The cargo numbers come a day after NRF forecast that 2017 retail sales — excluding automobiles, gasoline and restaurants — will increase between 3.7 and 4.2 percent over 2016, citing job and income growth and low debt that show “the fundamentals are in place.”
Cargo volume does not correlate directly to sales because only the number of containers is counted, not the value of the cargo inside, but nonetheless provides a barometer of retailers’ expectations.

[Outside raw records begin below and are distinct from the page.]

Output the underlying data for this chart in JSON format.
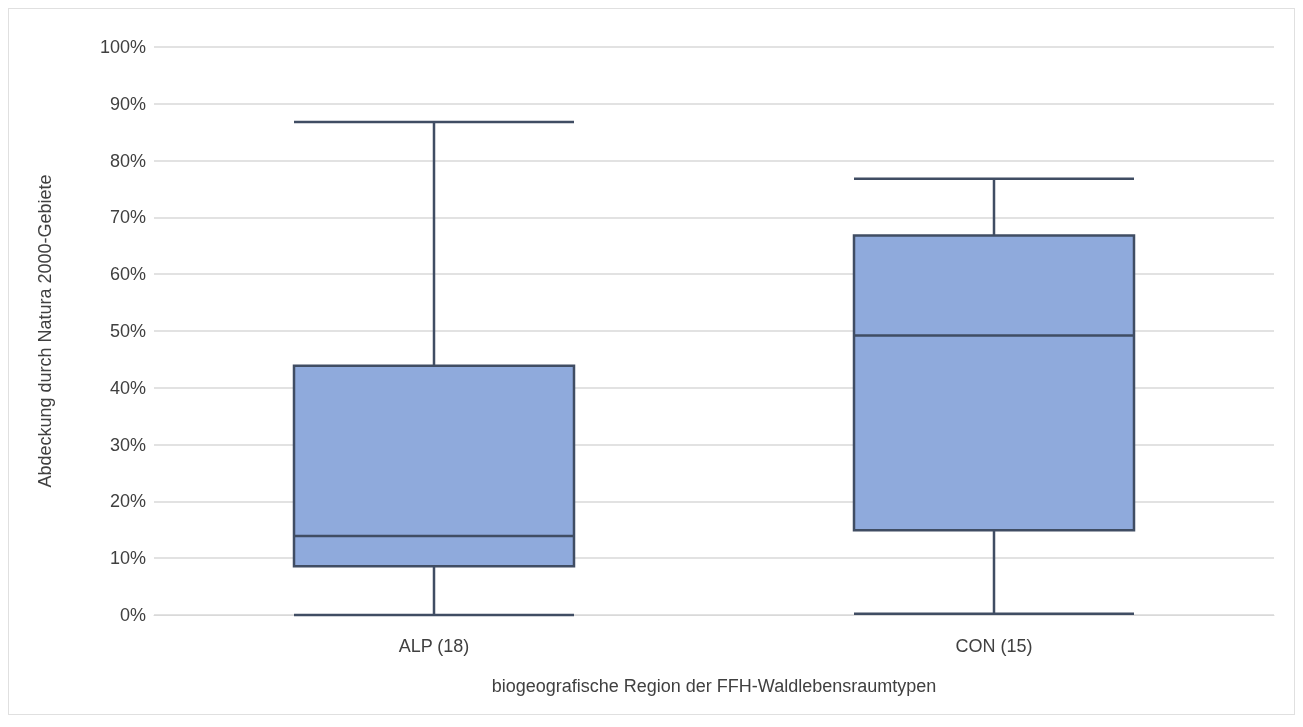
{
  "chart_data": {
    "type": "box",
    "xlabel": "biogeografische Region der FFH-Waldlebensraumtypen",
    "ylabel": "Abdeckung durch Natura 2000-Gebiete",
    "categories": [
      "ALP (18)",
      "CON (15)"
    ],
    "series": [
      {
        "color": "#8faadc",
        "boxes": [
          {
            "low": 0,
            "q1": 8.6,
            "median": 13.9,
            "q3": 43.9,
            "high": 86.8
          },
          {
            "low": 0.2,
            "q1": 14.9,
            "median": 49.2,
            "q3": 66.8,
            "high": 76.8
          }
        ]
      }
    ],
    "ylim": [
      0,
      100
    ],
    "yticks": [
      {
        "value": 0,
        "label": "0%"
      },
      {
        "value": 10,
        "label": "10%"
      },
      {
        "value": 20,
        "label": "20%"
      },
      {
        "value": 30,
        "label": "30%"
      },
      {
        "value": 40,
        "label": "40%"
      },
      {
        "value": 50,
        "label": "50%"
      },
      {
        "value": 60,
        "label": "60%"
      },
      {
        "value": 70,
        "label": "70%"
      },
      {
        "value": 80,
        "label": "80%"
      },
      {
        "value": 90,
        "label": "90%"
      },
      {
        "value": 100,
        "label": "100%"
      }
    ],
    "grid": "y"
  }
}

“The U.S. is well placed in 2017 and is likely to outperform most of the rest of the developed economies,” Hackett Associates founder Ben Hackett said. “If the infrastructure investments promised by the new administration come about, we can expect stronger growth than in 2016, but that assumes good relationships with U.S. trading partners and no recourse to trade barriers that would result in a tit-for-tat response.”
Global Port Tracker covers the U.S. ports of Los Angeles-Long Beach and Oakland, Calif.; Seattle and Tacoma, Wash, on the West Coast; New York-New Jersey; Hampton Roads, Va.; Charleston, S.C.; Savannah, Ga., and Port Everglades and Miami, Fla., on the East Coast, and Houston on the Gulf Coast.